Re: [bailey-developers] More detailed design on load balancing

SourceForge Headquarters 1320 Columbia Street Suite 310 San Diego, CA 92101 +1 (858) 422-6466

>  I'm coding the add-node process with the overlapping replication
>  right now. It's taking some time. After it's finished, we can review
>  the code and have a complete picture of the complexity and the
>  performance implications.

Finally checked in the first version for adding a node, with log
propagation and cleanup... :)

On Thu, Apr 10, 2008 at 6:38 PM, Doug Cutting <cu...@ap...> wrote:
>  Yes, that's one way to do it.  Perhaps it is even the best way.  But if
>  C reports it is ready to start serving [2 4) before D is, then this
>  might be revealed to clients, to more rapidly reduce the load on A and
>  B.  Might this also permit a less stateful master?  My hunch is that the
>  more queues of pending splits and such that the master has to maintain,
>  the greater the chances of confusion in the face of failure.
>
>  Perhaps the master could simply issue step (1), asking C and D to start
>  serving [2 4), and remember only that it had issued this request so that
>  it doesn't issue it again too soon.  Then, when C & D tell the master
>  they're ready, the master can notice that [2, 4) is over-replicated, and
>  issue requests to A and B to stop serving this.  In this model, the
>  master would not wait for both C & D to report, nor would it wait for A
>  and B to report their narrowed ranges before republishing the ring.
>
>  In this approach, if D fails while replicating [2, 4) then the master
>  could still trim A to [0, 2), but not trim B yet.  Also, if
>  previously-offline E comes back online already serving [0, 2) or [2, 3),
>  or some other overlapping range from some prior merge/split state, it
>  can be more easily re-integrated into the ring, without discarding all
>  of its data.
>
>  So, even in the case of a mostly-disjoint partitioning, there may be
>  benefits to permitting overlap.

You have a number of good points.

I was worried about the complexity of a state change "transaction"
(i.e. adding/removing a node and the changes to neighbors' ranges
and the changes to more neighbors' log propagation that come
with it). As you said, "the more queues of pending splits" (or
pending range changes) "and such that the master has to maintain,
the greater the chances of confusion in the face of failure."
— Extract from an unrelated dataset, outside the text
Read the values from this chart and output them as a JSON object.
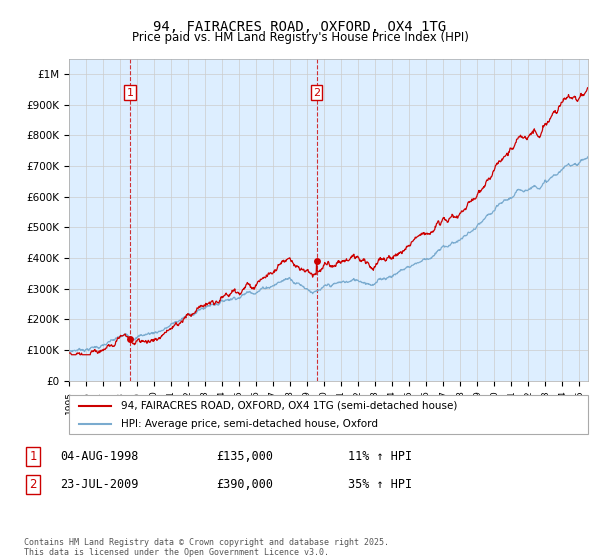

Your email made me think that we can make the complexity
manageable by breaking a state change "transaction" into
smaller ones.

Here is what I think of a state change "transaction":
A new node X' is added at the position X' between X and X+1.
The affected nodes switch from:
node X-2 serves range [X-2, X+1)
node X-1 serves range [X-1, X+2)
node X serves range [X, X+3)
to:
node X-2 serves range [X-2, X')
node X-1 serves range [X-1, X+1)
node X serves range [X, X+2)
node X' serves range [X', X+3)
And the log propagation of even more nodes are affected.

We break this "transaction" into four smaller ones:
1 node X' serves range [X', X+3)
     Now range [X', X+3) is replicated 4 times - over-replicated.
2 node X-2 from [X-2, X+1) to [X-2, X')
     Now only range [X+1, X+3) is still over-replicated.
3 node X-1 from [X-1, X+2) to [X-1, X+1)
     Now only range [X+2, X+3) is still over-replicated
4 node X from [X, X+3) to [X, X+2)
     Now no range is over-replicated.
So in each of these smaller "transactions", only one node
and some neighbors' log propagation are affected. Failure
is now easier to deal with.

It's worth pointing out that the latter three "transactions"
are scheduled to balance the level of replication.

Is this a good idea?

Ning

PS: Here is what happens when a node is removed:
Node X+1 is removed. The affected nodes switch from:
node X-2 serves range [X-2, X+1)
node X-1 serves range [X-1, X+2)
node X serves range [X, X+3)
node X+1 serves range [X+1, X+4)
to:
node X-2 serves range [X-2, X+2)
node X-1 serves range [X-1, X+3)
node X serves range [X, X+4)
And the log propagation of even more nodes are affected.

Again, we break this "transaction" into four smaller ones:
1 node X+1 is removed
     Depending on whether node X+1 failed, we may do nothing.
     Now range [X+1, X+4) is replicated 2 times - under-replicated.
2 node X-2 from [X-2, X+1) to [X-2, X+2)
     Now only range [X+2, X+4) is still under-replicated.
3 node X-1 from [X-1, X+2) to [X-1, X+3)
     Now only range [X+3, X+4) is still under-replicated
4 node X from [X, X+3) to [X, X+4)
     Now no range is under-replicated.
Again, in each of these smaller "transactions", only one node
and some neighbors' log propagation are affected.